| Sigh. Implemented a scheme in my undergraduate days (in C), had a small love affair with LISP in general (but none with girls ... probably related). I'll be opinionated here: It's not readable. It really isn't. You have to be in the thick of it to see the trees. Idiomatic doesn't cut it. Operator heavy Haskell is more readable. Most of the modern functional languages read closer to the spoken word. I'd rather be presented with a legacy OO code base, than an LISP one if the LOC was anything significant. I hope I don't come across as disgruntled, I am but a mere man, and I know my limits. And still have fond memories of bedding LISP. |
Hang on. Your opinion is that Clojure isn't readable because you didn't find other Lisps readable when you were an undergraduate? But you haven't actually tried Clojure yourself?
I have tried Clojure, and my opinion is that it's easily the most readable programming language I've found.

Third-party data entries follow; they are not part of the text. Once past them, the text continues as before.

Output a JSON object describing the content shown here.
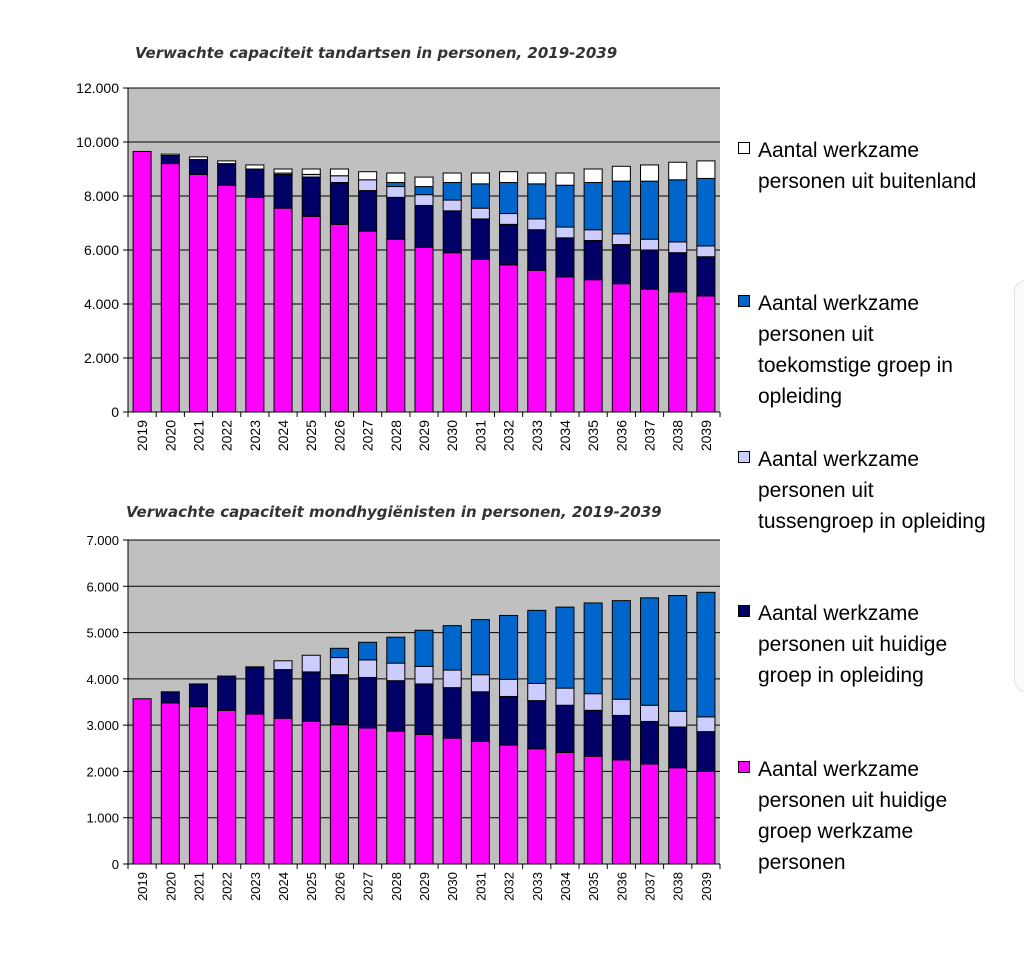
{
  "colors": {
    "plot_bg": "#c0c0c0",
    "pink": "#ff00ff",
    "navy": "#000066",
    "lavender": "#ccccff",
    "blue": "#0066cc",
    "white": "#ffffff"
  },
  "legend": [
    {
      "label": "Aantal werkzame personen uit buitenland",
      "color": "#ffffff"
    },
    {
      "label": "Aantal werkzame personen uit toekomstige groep in opleiding",
      "color": "#0066cc"
    },
    {
      "label": "Aantal werkzame personen uit tussengroep in opleiding",
      "color": "#ccccff"
    },
    {
      "label": "Aantal werkzame personen uit huidige groep in opleiding",
      "color": "#000066"
    },
    {
      "label": "Aantal werkzame personen uit huidige groep werkzame personen",
      "color": "#ff00ff"
    }
  ],
  "chart_data": [
    {
      "type": "bar",
      "stacked": true,
      "title": "Verwachte  capaciteit tandartsen in personen, 2019-2039",
      "categories": [
        "2019",
        "2020",
        "2021",
        "2022",
        "2023",
        "2024",
        "2025",
        "2026",
        "2027",
        "2028",
        "2029",
        "2030",
        "2031",
        "2032",
        "2033",
        "2034",
        "2035",
        "2036",
        "2037",
        "2038",
        "2039"
      ],
      "ylim": [
        0,
        12000
      ],
      "yticks": [
        0,
        2000,
        4000,
        6000,
        8000,
        10000,
        12000
      ],
      "ytick_labels": [
        "0",
        "2.000",
        "4.000",
        "6.000",
        "8.000",
        "10.000",
        "12.000"
      ],
      "grid": true,
      "series": [
        {
          "name": "Aantal werkzame personen uit huidige groep werkzame personen",
          "color": "#ff00ff",
          "values": [
            9650,
            9200,
            8800,
            8400,
            7950,
            7550,
            7250,
            6950,
            6700,
            6400,
            6100,
            5900,
            5650,
            5450,
            5250,
            5000,
            4900,
            4750,
            4550,
            4450,
            4300
          ]
        },
        {
          "name": "Aantal werkzame personen uit huidige groep in opleiding",
          "color": "#000066",
          "values": [
            0,
            300,
            550,
            800,
            1050,
            1250,
            1450,
            1550,
            1500,
            1550,
            1550,
            1550,
            1500,
            1500,
            1500,
            1450,
            1450,
            1450,
            1450,
            1450,
            1450
          ]
        },
        {
          "name": "Aantal werkzame personen uit tussengroep in opleiding",
          "color": "#ccccff",
          "values": [
            0,
            0,
            0,
            0,
            0,
            50,
            100,
            250,
            400,
            400,
            400,
            400,
            400,
            400,
            400,
            400,
            400,
            400,
            400,
            400,
            400
          ]
        },
        {
          "name": "Aantal werkzame personen uit toekomstige groep in opleiding",
          "color": "#0066cc",
          "values": [
            0,
            0,
            0,
            0,
            0,
            0,
            0,
            0,
            0,
            150,
            300,
            650,
            900,
            1150,
            1300,
            1550,
            1750,
            1950,
            2150,
            2300,
            2500
          ]
        },
        {
          "name": "Aantal werkzame personen uit buitenland",
          "color": "#ffffff",
          "values": [
            0,
            50,
            100,
            100,
            150,
            150,
            200,
            250,
            300,
            350,
            350,
            350,
            400,
            400,
            400,
            450,
            500,
            550,
            600,
            650,
            650
          ]
        }
      ]
    },
    {
      "type": "bar",
      "stacked": true,
      "title": "Verwachte  capaciteit mondhygiënisten in personen, 2019-2039",
      "categories": [
        "2019",
        "2020",
        "2021",
        "2022",
        "2023",
        "2024",
        "2025",
        "2026",
        "2027",
        "2028",
        "2029",
        "2030",
        "2031",
        "2032",
        "2033",
        "2034",
        "2035",
        "2036",
        "2037",
        "2038",
        "2039"
      ],
      "ylim": [
        0,
        7000
      ],
      "yticks": [
        0,
        1000,
        2000,
        3000,
        4000,
        5000,
        6000,
        7000
      ],
      "ytick_labels": [
        "0",
        "1.000",
        "2.000",
        "3.000",
        "4.000",
        "5.000",
        "6.000",
        "7.000"
      ],
      "grid": true,
      "series": [
        {
          "name": "Aantal werkzame personen uit huidige groep werkzame personen",
          "color": "#ff00ff",
          "values": [
            3570,
            3480,
            3400,
            3320,
            3240,
            3150,
            3080,
            3010,
            2940,
            2870,
            2800,
            2720,
            2650,
            2570,
            2490,
            2410,
            2330,
            2250,
            2160,
            2080,
            2000
          ]
        },
        {
          "name": "Aantal werkzame personen uit huidige groep in opleiding",
          "color": "#000066",
          "values": [
            0,
            240,
            490,
            740,
            1020,
            1050,
            1070,
            1080,
            1090,
            1090,
            1090,
            1090,
            1070,
            1050,
            1040,
            1020,
            990,
            960,
            920,
            880,
            860
          ]
        },
        {
          "name": "Aantal werkzame personen uit tussengroep in opleiding",
          "color": "#ccccff",
          "values": [
            0,
            0,
            0,
            0,
            0,
            190,
            360,
            370,
            380,
            380,
            380,
            380,
            370,
            370,
            370,
            370,
            360,
            350,
            350,
            340,
            320
          ]
        },
        {
          "name": "Aantal werkzame personen uit toekomstige groep in opleiding",
          "color": "#0066cc",
          "values": [
            0,
            0,
            0,
            0,
            0,
            0,
            0,
            200,
            380,
            560,
            780,
            960,
            1190,
            1380,
            1580,
            1750,
            1960,
            2130,
            2320,
            2500,
            2690
          ]
        },
        {
          "name": "Aantal werkzame personen uit buitenland",
          "color": "#ffffff",
          "values": [
            0,
            0,
            0,
            0,
            0,
            0,
            0,
            0,
            0,
            0,
            0,
            0,
            0,
            0,
            0,
            0,
            0,
            0,
            0,
            0,
            0
          ]
        }
      ]
    }
  ]
}
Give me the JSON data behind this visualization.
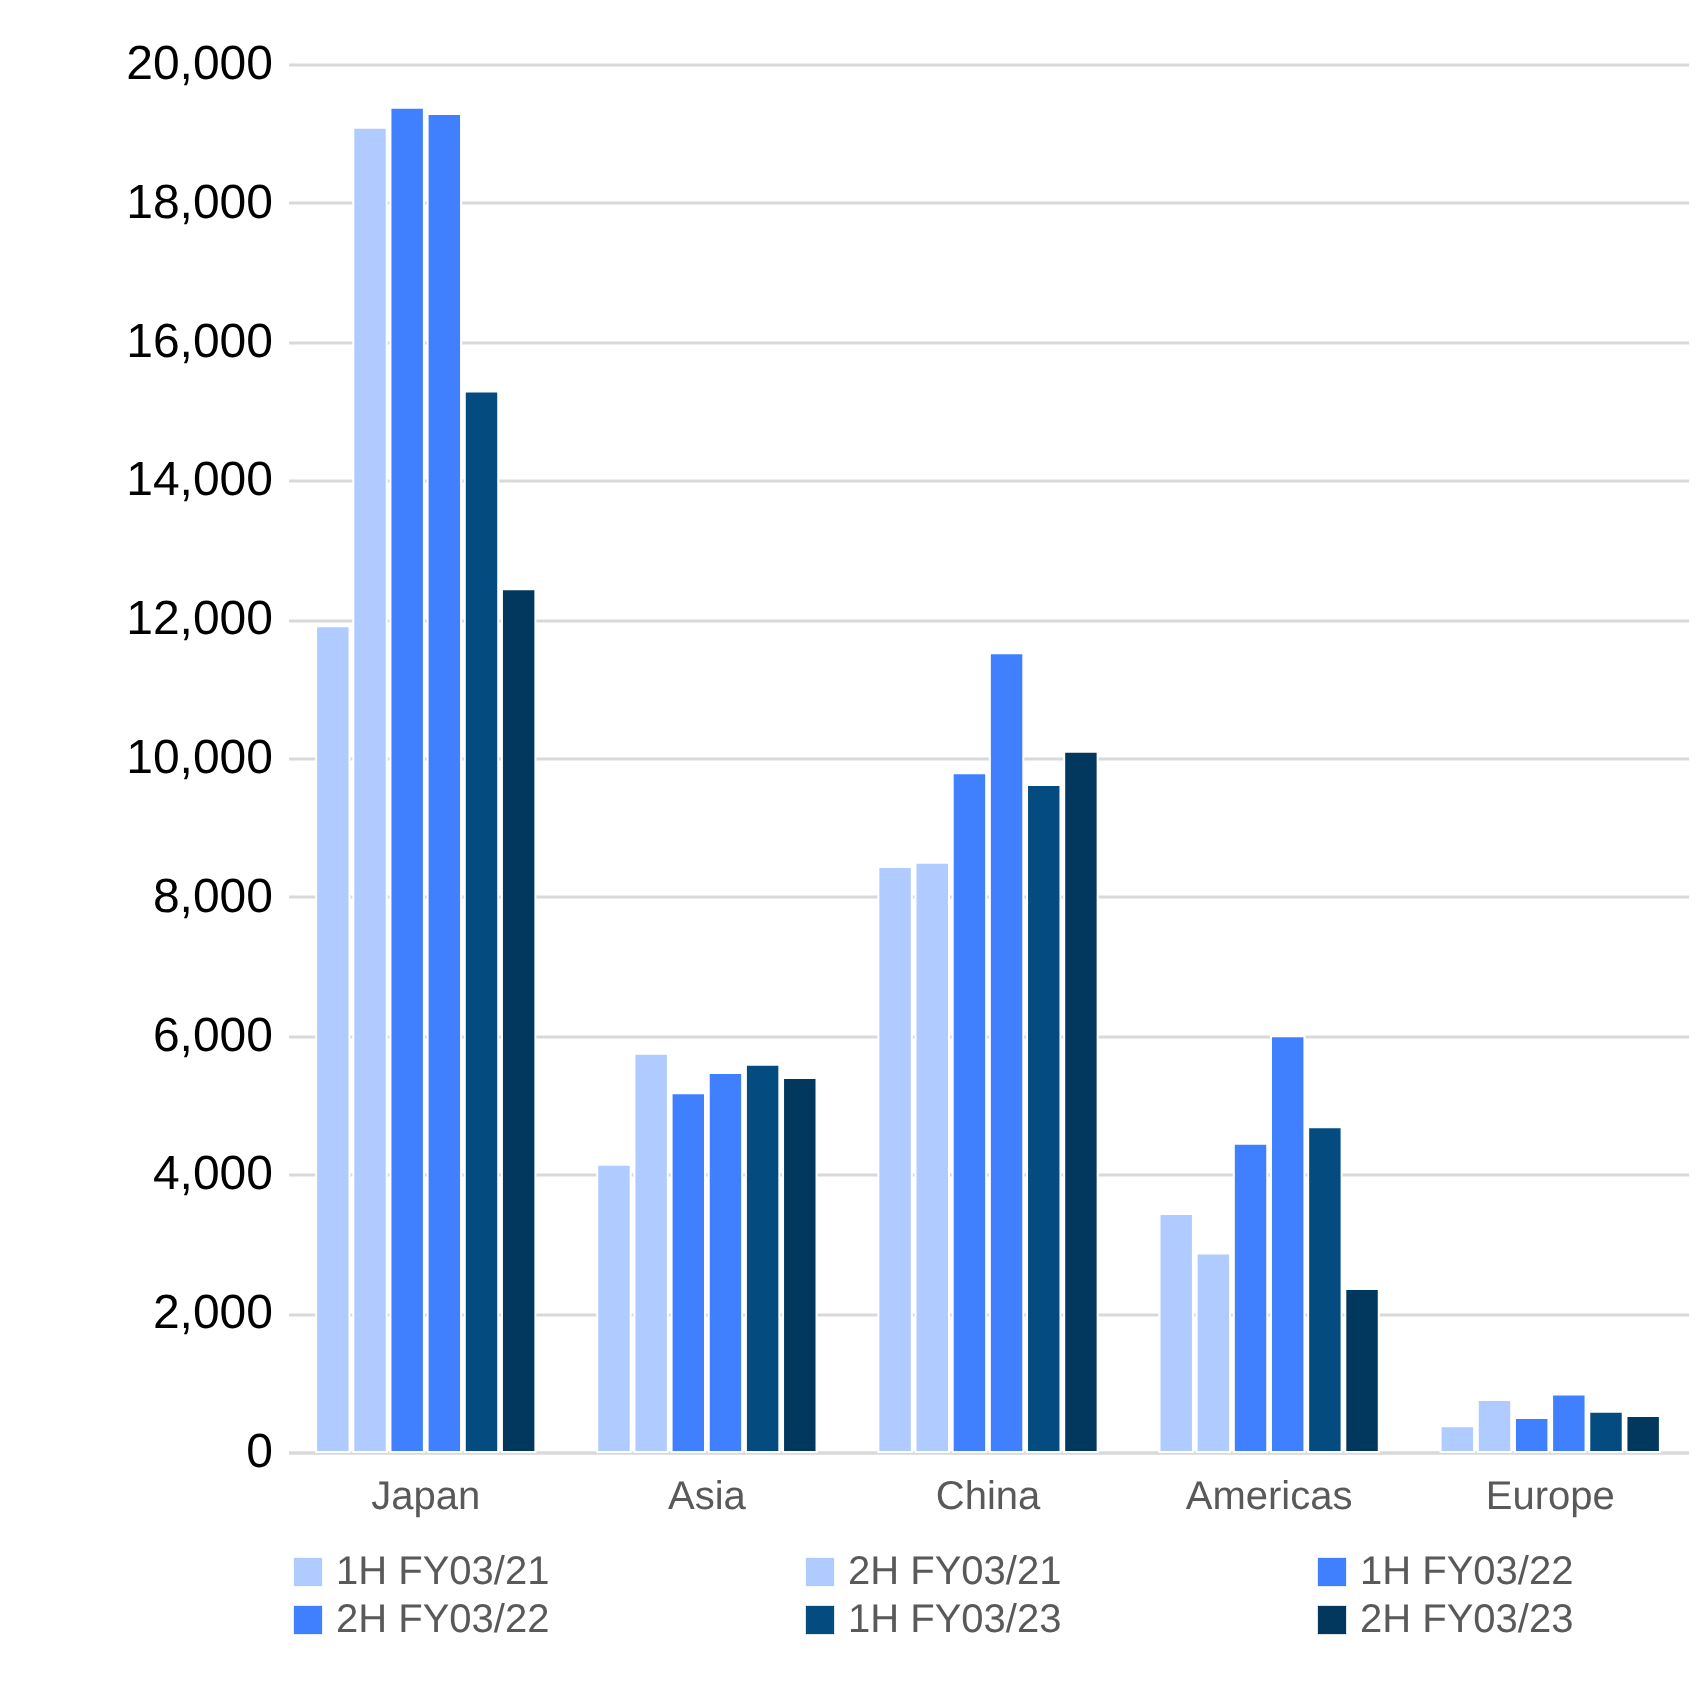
{
  "chart_data": {
    "type": "bar",
    "categories": [
      "Japan",
      "Asia",
      "China",
      "Americas",
      "Europe"
    ],
    "series": [
      {
        "name": "1H FY03/21",
        "color": "#b0cbff",
        "values": [
          11900,
          4140,
          8430,
          3430,
          370
        ]
      },
      {
        "name": "2H FY03/21",
        "color": "#b0cbff",
        "values": [
          19080,
          5740,
          8490,
          2860,
          750
        ]
      },
      {
        "name": "1H FY03/22",
        "color": "#4080ff",
        "values": [
          19370,
          5170,
          9780,
          4440,
          490
        ]
      },
      {
        "name": "2H FY03/22",
        "color": "#4080ff",
        "values": [
          19280,
          5460,
          11510,
          5990,
          830
        ]
      },
      {
        "name": "1H FY03/23",
        "color": "#044c80",
        "values": [
          15280,
          5580,
          9610,
          4680,
          580
        ]
      },
      {
        "name": "2H FY03/23",
        "color": "#02375e",
        "values": [
          12430,
          5390,
          10090,
          2350,
          520
        ]
      }
    ],
    "ylim": [
      0,
      20000
    ],
    "yticks": [
      0,
      {
        "value": 2000,
        "label": "2,000"
      },
      {
        "value": 4000,
        "label": "4,000"
      },
      {
        "value": 6000,
        "label": "6,000"
      },
      {
        "value": 8000,
        "label": "8,000"
      },
      {
        "value": 10000,
        "label": "10,000"
      },
      {
        "value": 12000,
        "label": "12,000"
      },
      {
        "value": 14000,
        "label": "14,000"
      },
      {
        "value": 16000,
        "label": "16,000"
      },
      {
        "value": 18000,
        "label": "18,000"
      },
      {
        "value": 20000,
        "label": "20,000"
      }
    ],
    "grid": "y",
    "legend": "bottom"
  }
}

Clojure has very strong opinions about complexity, which in Clojure parlance is a measurement of interconnectedness between components. The language is built around the idea of reducing complexity, about making things isolated and independent. Idiomatic Clojure code therefore tends to have a very flat structure consisting of isolated functions and data structures. It has a very high degree of code reuse, because it explicitly rejects encapsulation.
Clojure's syntax may be unusual, and individual forms are more information dense than many languages, however the structure of Clojure code is often much easier to understand, and for any non-trivial piece of code, that's the hardest part of comprehension.
When I come across a new Clojure library, I'll often find myself reading a bit of the docs, then heading into the source code to get an idea of how it operates. I rarely do this with an object orientated language, as OOP code tends to be deeper, more interconnected, and because of encapsulation, have more methods to understand. Java in particular is terrible for this.